Sheep Vaccination / Treatments:
Most sheep are vaccinated by injection, with a vaccine against five or six common infections. Lambs get a vaccination and a booster six weeks
later, and sheep are vaccinated annually. You don't have to do this (and organic farmers don't vaccinate), and your sheep may not get infected if you have a small stable flock with
no bad neighbours. In a valuable flock, you might not want to risk all the sheep getting infected. You can do the vaccination by yourself.
Most sheep are 'drenched' annually against worms, with a 'drench gun' that you squirt into their mouth. All sheep have intestinal worms, and
a few worms are not a problem (in fact researchers now think that humans avoid some health issues if they have a small worm load). A high worm load is bad for sheep health
and growth, and gives them diarrhoea ('makes them scour'). Worms live and lay eggs in the sheep's intestine, the sheep passes the eggs onto pasture in its dung, the worms
hatch on the grass, the sheep eats the grass and the baby worms, and so the cycle continues. After sheep are drenched, they should be moved to a new paddock where they won't
immediately eat worms again. Most worms die on dry ground in a few months of very hot weather, and they can be removed by grazing with cattle or horses (which have different
worm types, so the sheep worms die inside them). You are not required to drench for worms, and some have become resistant to most drenches. You can check for worms with
faecal tests which your Vet can organise, and you can control worms by pasture rotations and by getting rid of the worst affected sheep (eg sheep that scour when the others
are fine). There are some organic methods that help. Check the Wormboss site for lots of information about worms.

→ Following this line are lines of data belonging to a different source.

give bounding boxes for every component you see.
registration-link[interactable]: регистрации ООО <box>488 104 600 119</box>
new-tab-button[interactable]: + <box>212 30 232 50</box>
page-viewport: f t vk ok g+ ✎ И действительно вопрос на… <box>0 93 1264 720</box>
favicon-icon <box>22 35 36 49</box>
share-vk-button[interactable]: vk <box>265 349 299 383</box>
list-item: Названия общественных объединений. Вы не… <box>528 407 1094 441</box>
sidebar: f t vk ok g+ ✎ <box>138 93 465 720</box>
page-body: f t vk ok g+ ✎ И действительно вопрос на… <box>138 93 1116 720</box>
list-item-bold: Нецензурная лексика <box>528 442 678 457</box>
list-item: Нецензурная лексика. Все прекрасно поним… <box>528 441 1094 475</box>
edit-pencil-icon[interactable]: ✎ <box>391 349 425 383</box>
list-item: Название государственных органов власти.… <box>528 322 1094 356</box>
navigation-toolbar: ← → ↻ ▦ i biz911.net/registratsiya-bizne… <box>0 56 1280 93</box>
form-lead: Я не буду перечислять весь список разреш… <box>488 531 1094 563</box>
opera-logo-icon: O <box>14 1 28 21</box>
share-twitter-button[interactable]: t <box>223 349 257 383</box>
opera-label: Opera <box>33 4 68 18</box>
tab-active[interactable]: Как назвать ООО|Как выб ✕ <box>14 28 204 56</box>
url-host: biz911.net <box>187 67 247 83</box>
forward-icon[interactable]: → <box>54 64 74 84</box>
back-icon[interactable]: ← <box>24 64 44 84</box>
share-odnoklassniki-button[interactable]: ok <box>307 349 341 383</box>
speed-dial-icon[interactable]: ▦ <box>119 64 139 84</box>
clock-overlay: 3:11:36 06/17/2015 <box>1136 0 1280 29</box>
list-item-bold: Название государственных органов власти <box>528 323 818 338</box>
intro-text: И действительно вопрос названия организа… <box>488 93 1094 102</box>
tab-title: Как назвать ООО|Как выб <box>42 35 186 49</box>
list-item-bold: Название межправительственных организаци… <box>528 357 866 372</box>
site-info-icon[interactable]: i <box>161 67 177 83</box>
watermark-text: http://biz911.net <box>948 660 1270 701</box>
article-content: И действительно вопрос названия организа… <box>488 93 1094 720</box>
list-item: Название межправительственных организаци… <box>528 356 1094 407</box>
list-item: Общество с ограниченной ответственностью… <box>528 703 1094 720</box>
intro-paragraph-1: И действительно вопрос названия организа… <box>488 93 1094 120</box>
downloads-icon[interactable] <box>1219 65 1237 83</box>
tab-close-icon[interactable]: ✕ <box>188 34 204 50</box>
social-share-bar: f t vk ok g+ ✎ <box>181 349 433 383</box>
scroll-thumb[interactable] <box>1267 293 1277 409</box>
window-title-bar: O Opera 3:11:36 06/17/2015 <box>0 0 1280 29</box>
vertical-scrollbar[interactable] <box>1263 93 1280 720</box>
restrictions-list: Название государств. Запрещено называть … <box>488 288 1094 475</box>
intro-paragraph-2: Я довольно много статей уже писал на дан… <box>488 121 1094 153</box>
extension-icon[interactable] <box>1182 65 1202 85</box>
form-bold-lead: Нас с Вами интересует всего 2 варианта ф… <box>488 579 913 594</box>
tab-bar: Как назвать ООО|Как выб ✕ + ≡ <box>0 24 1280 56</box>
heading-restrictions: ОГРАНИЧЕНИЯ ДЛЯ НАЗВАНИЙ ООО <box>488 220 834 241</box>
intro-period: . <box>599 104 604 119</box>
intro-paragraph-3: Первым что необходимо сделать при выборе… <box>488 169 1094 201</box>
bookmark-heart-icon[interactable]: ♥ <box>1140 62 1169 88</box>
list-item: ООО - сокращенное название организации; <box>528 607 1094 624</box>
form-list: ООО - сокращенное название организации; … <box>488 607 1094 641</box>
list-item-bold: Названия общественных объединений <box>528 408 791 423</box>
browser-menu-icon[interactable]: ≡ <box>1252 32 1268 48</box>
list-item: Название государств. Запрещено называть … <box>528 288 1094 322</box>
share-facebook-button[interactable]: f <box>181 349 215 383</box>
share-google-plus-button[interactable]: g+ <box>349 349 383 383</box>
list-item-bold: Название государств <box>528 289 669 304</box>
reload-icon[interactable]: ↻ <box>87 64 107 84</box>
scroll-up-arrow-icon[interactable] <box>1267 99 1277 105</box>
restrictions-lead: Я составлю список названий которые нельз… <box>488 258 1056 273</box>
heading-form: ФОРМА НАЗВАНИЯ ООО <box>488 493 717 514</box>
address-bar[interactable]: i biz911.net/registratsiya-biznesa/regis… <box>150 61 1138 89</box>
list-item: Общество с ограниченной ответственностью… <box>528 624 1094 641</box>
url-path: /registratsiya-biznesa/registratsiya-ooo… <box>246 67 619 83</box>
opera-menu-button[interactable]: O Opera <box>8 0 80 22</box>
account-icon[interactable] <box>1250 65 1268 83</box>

Ovine Brucellosis is a disease of rams, passed in semen. Your Vet can check every year or so, to certify that your rams are not infected. The
Vet takes a blood sample from every adult ram, feels their balls for lumps, and checks that your fences will keep out other stray rams. Ovine Brucellosis accreditation is
not compulsory, but it is important if you are selling rams commercially. However once accredited, it's more difficult to bring in rams from an unaccredited flock .
Ovine Johne's Disease is a wasting disease of sheep that takes several years to show, and is fairly recent in Australia. Infection is
transferred by eating grass contaminated by infected dung. Young lambs can have a once-only vaccination with Gudair, which can be dangerous for needle scratch in humans.
The Vet can do it, or you can do it yourself - buy a vaccinator with a needle that retracts into a protective cover for your own safety. All farms in Australia have an OJD
rating, with a point score based on the prevalence of OJD in the area, whether the lambs and the whole flock are vaccinated, and whether the flock has SheepMAP status
(MN 1, 2 or 3 - established through faecal tests). There are restrictions on moving sheep with a lower OJD rating to a higher rating area, so check before you buy.
Quarantine checks will stop you at a state border. Check the Internet for details, particularly about OJD area ratings.